The tentative deal still needs to be ratified by both Dalhousie’s board of governors and the DAF’s membership, it states.
“We have jointly agreed to end the labour disruption,” states the release, which was authored by Dalhousie University vice-president of people and culture Grace Jefferies and DFA president David Westwood. “We know our community will have many questions about timelines. We will confirm the date classes are expected to resume later today. … More information about fall term dates, fall break, deadlines, exam period, and other return-to-class protocols will be communicated as soon as possible.”
As promised, a news release issued later stated that all suspended classes are set to resume Sept. 23. It went on to note the two sides continue to “work through the many other decisions and logistics of returning faculty and students to learning and research.”
The university and its unionized faculty have been without a new agreement since the old deal expired June 30. Unionized faculty were locked out by the university on Aug. 20 — putting a stop to the start of any classes taught by full-time, unionized professors.
A spokesperson with the DFA said in an email to Law360 Canada that they “are now on a media blackout for the time being.”
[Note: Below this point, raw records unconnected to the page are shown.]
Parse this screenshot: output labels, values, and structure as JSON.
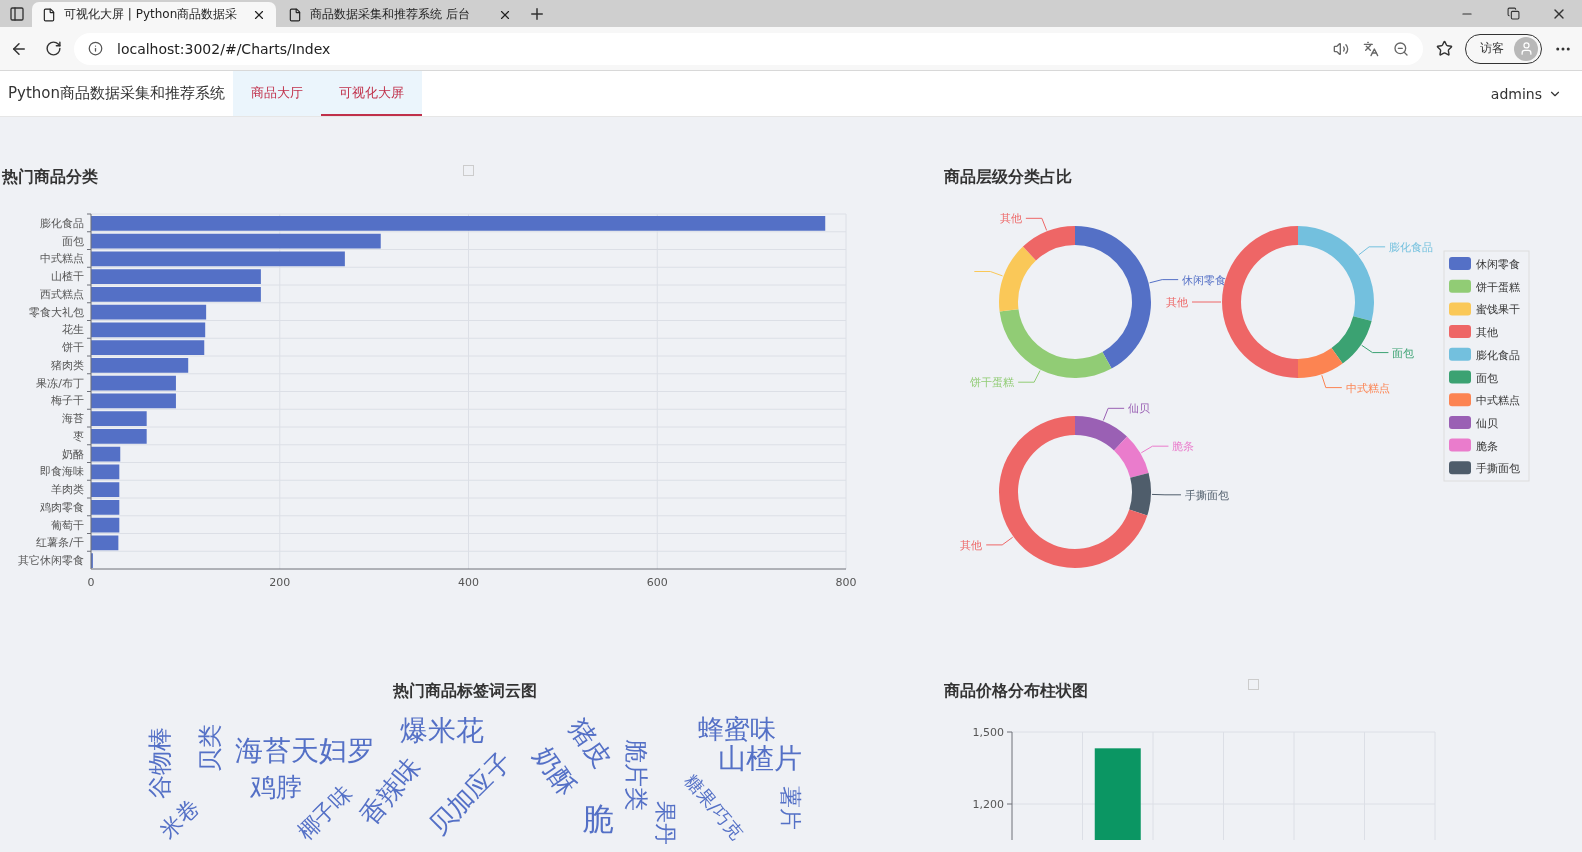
{
  "browser": {
    "tabs": [
      {
        "title": "可视化大屏 | Python商品数据采",
        "selected": true
      },
      {
        "title": "商品数据采集和推荐系统 后台",
        "selected": false
      }
    ],
    "address": "localhost:3002/#/Charts/Index",
    "profile": "访客"
  },
  "nav": {
    "brand": "Python商品数据采集和推荐系统",
    "items": [
      {
        "label": "商品大厅",
        "selected": false
      },
      {
        "label": "可视化大屏",
        "selected": true
      }
    ],
    "user": "admins"
  },
  "category_chart": {
    "title": "热门商品分类",
    "chart_data": {
      "type": "bar",
      "orientation": "horizontal",
      "categories": [
        "膨化食品",
        "面包",
        "中式糕点",
        "山楂干",
        "西式糕点",
        "零食大礼包",
        "花生",
        "饼干",
        "猪肉类",
        "果冻/布丁",
        "梅子干",
        "海苔",
        "枣",
        "奶酪",
        "即食海味",
        "羊肉类",
        "鸡肉零食",
        "葡萄干",
        "红薯条/干",
        "其它休闲零食"
      ],
      "series": [
        {
          "color": "#5470c6",
          "values": [
            778,
            307,
            269,
            180,
            180,
            122,
            121,
            120,
            103,
            90,
            90,
            59,
            59,
            31,
            30,
            30,
            30,
            30,
            29,
            2
          ]
        }
      ],
      "xlim": [
        0,
        800
      ],
      "xticks": [
        0,
        200,
        400,
        600,
        800
      ],
      "grid": true
    }
  },
  "level_share": {
    "title": "商品层级分类占比",
    "donuts": [
      {
        "chart_data": {
          "type": "donut",
          "values": [
            42,
            31,
            15,
            12
          ],
          "colors": [
            "#5470c6",
            "#91cc75",
            "#fac858",
            "#ee6666"
          ],
          "value_labels": [
            "休闲零食",
            "饼干蛋糕",
            null,
            "其他"
          ]
        }
      },
      {
        "chart_data": {
          "type": "donut",
          "values": [
            29,
            11,
            10,
            50
          ],
          "colors": [
            "#73c0de",
            "#3ba272",
            "#fc8452",
            "#ee6666"
          ],
          "value_labels": [
            "膨化食品",
            "面包",
            "中式糕点",
            "其他"
          ]
        }
      },
      {
        "chart_data": {
          "type": "donut",
          "values": [
            12,
            9,
            9,
            70
          ],
          "colors": [
            "#9a60b4",
            "#ea7ccc",
            "#4f5d6b",
            "#ee6666"
          ],
          "value_labels": [
            "仙贝",
            "脆条",
            "手撕面包",
            "其他"
          ]
        }
      }
    ],
    "legend": [
      {
        "label": "休闲零食",
        "color": "#5470c6"
      },
      {
        "label": "饼干蛋糕",
        "color": "#91cc75"
      },
      {
        "label": "蜜饯果干",
        "color": "#fac858"
      },
      {
        "label": "其他",
        "color": "#ee6666"
      },
      {
        "label": "膨化食品",
        "color": "#73c0de"
      },
      {
        "label": "面包",
        "color": "#3ba272"
      },
      {
        "label": "中式糕点",
        "color": "#fc8452"
      },
      {
        "label": "仙贝",
        "color": "#9a60b4"
      },
      {
        "label": "脆条",
        "color": "#ea7ccc"
      },
      {
        "label": "手撕面包",
        "color": "#4f5d6b"
      }
    ]
  },
  "tag_cloud": {
    "title": "热门商品标签词云图",
    "words": [
      "谷物棒",
      "贝类",
      "海苔天妇罗",
      "鸡脖",
      "爆米花",
      "香辣味",
      "椰子味",
      "米卷",
      "贝加应子",
      "奶酥",
      "猪皮",
      "脆片类",
      "蜂蜜味",
      "山楂片",
      "糖果/巧克",
      "薯片",
      "果丹",
      "脆"
    ]
  },
  "price_chart": {
    "title": "商品价格分布柱状图",
    "chart_data": {
      "type": "bar",
      "series": [
        {
          "color": "#0b9663",
          "values": [
            null,
            1432,
            null,
            null,
            null,
            null
          ]
        }
      ],
      "ylim": [
        1050,
        1500
      ],
      "yticks": [
        {
          "value": 1200,
          "label": "1,200"
        },
        {
          "value": 1500,
          "label": "1,500"
        }
      ],
      "grid": true
    }
  }
}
“Once we are able to release anything else to the media, we will do so,” said DFA’s Catherine Wall.
Of course, the labour dispute did not leave Dalhousie University’s Schulich School of Law unscathed.
Earlier this month, professor Jon Shapiro, one of the 39 law school faculty members impacted, described how the law school had been thrown into start-of-the-year chaos due to the lockout.
“The people that will be affected the most will be the incoming first-year class, because the vast majority of the curriculum in the first year — mandatory curriculum — is delivered by full-time faculty members,” said Shapiro on Sept. 3. “So, those students that are incoming, students that are learning those foundational skills — contracts, torts, criminal law … legal writing — all those core [courses] will all be suspended during the lockout. So, no first-year student will be getting that sort of foundational material.”
At the time, Shapiro was unable to say if any of the non-unionized law school instructors would be conducting their classes.
Shapiro was also worried the ongoing labour strife would sour the relationship between faculty and school administrators.
The DFA reportedly represents around 1,000 professors, instructors, librarians and professional counsellors.
Dalhousie is Atlantic Canada’s largest university.
Issues in the dispute included wages, job cuts, class scheduling and parental leave benefits.
According to at least one news report, the union at one point asked for wage increases of 3.75 per cent, 4.75 per cent and 5.75 per cent over three years, while the university proposed a two per cent increase for each of the three years.